Kriz sınıfsaldır. Emekçilerin, çiftçilerin, küçük esnafın geliri günden güne düşerken sermayenin gelirleri yükselmeye devam etmektedir

Saray/AKP/MHP iktidarının kurduğu ekonomik düzenin sonuçları her geçen gün geniş halk kesimlerinin yoksullaşmasını hızlandırmaya devam ediyor. Her ne kadar iktidar üyeleri son günlerde bu durumu Rusya ile Ukrayna arasındaki savaşa bağlayarak kendi sorumluluklarını gizlemeye çalışsalar da 2018’den beri ekonomik verilerin hızla bozulduğu biliniyor.
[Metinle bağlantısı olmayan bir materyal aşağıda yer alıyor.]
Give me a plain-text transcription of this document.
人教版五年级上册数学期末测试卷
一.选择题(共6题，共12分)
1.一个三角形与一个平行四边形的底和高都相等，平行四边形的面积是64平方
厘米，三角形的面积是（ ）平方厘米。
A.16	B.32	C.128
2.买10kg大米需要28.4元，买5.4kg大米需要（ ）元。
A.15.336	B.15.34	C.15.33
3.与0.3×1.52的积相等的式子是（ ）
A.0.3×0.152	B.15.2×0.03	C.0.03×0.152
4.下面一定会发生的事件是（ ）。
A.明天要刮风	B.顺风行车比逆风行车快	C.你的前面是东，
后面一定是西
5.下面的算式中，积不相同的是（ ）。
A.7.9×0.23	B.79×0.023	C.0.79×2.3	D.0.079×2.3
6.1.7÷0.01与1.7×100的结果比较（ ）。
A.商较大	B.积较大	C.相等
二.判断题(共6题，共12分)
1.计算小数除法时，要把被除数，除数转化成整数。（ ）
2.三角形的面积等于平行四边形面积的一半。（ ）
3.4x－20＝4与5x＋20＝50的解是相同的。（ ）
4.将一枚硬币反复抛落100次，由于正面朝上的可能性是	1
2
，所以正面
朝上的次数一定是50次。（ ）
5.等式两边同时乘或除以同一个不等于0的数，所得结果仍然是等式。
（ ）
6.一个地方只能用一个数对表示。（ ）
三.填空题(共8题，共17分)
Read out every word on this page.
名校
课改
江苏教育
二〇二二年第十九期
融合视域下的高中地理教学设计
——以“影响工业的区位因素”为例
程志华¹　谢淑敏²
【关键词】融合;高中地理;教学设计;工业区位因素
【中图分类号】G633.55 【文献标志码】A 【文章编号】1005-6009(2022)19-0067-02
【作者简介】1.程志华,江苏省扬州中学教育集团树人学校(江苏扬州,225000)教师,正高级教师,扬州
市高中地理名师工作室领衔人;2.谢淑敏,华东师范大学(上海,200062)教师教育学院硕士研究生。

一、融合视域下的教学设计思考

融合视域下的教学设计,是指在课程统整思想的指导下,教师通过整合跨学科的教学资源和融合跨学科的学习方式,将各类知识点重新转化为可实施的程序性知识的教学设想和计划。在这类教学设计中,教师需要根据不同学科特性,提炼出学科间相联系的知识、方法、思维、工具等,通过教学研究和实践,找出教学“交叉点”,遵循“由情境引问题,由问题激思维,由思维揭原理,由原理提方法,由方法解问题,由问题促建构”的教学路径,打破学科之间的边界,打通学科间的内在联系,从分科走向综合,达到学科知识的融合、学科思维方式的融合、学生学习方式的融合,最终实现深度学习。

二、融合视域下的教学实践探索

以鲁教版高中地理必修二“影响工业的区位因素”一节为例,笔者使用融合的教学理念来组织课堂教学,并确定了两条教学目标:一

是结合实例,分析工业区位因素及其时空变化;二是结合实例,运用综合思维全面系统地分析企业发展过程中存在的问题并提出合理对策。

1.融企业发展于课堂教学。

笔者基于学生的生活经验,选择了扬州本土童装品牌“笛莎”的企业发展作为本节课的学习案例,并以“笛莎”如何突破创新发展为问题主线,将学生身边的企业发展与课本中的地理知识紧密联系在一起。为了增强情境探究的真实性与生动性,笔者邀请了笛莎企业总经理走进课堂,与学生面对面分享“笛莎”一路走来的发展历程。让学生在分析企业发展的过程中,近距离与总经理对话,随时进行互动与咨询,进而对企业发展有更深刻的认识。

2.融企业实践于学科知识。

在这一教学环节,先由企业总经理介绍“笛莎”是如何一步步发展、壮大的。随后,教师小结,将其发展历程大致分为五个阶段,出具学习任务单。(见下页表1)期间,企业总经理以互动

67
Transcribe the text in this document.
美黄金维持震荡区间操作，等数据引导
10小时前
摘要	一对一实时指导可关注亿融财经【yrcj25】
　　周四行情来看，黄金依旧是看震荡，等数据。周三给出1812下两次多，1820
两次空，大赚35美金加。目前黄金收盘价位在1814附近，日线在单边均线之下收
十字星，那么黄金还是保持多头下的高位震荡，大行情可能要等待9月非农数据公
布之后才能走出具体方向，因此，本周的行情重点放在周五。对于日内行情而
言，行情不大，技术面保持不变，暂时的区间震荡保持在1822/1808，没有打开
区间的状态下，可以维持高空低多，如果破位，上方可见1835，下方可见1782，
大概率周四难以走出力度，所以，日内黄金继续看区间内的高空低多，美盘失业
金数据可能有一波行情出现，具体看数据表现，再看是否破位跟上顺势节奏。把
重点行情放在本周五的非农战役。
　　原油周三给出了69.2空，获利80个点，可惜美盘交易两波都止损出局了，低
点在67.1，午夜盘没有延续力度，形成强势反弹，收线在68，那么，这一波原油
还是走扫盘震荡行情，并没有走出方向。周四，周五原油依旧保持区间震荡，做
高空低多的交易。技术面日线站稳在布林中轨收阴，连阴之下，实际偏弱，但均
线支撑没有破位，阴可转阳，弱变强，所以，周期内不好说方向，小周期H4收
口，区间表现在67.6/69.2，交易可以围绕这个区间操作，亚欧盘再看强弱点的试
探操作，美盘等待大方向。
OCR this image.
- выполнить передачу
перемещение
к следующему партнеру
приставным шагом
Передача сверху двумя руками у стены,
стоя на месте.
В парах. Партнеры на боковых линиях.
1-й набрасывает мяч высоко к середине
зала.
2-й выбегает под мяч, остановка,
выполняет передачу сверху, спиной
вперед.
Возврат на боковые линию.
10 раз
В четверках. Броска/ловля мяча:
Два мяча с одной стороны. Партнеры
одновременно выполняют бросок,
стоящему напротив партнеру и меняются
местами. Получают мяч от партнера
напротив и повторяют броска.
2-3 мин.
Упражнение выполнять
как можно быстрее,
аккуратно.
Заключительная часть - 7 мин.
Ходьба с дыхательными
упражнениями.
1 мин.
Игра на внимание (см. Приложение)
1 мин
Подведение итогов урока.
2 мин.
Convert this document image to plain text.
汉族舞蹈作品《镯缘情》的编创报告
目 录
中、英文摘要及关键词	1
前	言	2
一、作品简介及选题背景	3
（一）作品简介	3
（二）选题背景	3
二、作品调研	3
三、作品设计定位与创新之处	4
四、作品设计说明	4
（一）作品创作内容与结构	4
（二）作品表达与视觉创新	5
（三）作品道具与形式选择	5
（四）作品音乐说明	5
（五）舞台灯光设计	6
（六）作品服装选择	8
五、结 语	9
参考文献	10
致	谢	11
Korona salgını ve savaş bu süreci hızlandırmış oldu. 21.12.2020 tarihli ‘Siyasal Kriz Derinleşiyor’ başlıklı değerlendirmemizde, “İçeride ise, kriz, buhran olmaya doğru gidiyor.” diyerek bu duruma vurgu yapmıştık.

Fakat ekonomide yaşanan ve emekçilerin, çiftçilerin, küçük esnafın, işsizlerin yaşamlarını çekilmez hale getiren krizde bile sermaye ve yandaşlar kazanmaya devam ediyor. Her geçen gün ülkemizin farklı noktalarında zamların geri alınması, asgari ücrette güncelleme yapılması gibi taleplerle sokağa çıkan insanların sayısının artması da yaşanan yoksullaşma ve açlığın yaygınlaşmaya başladığının göstergesidir.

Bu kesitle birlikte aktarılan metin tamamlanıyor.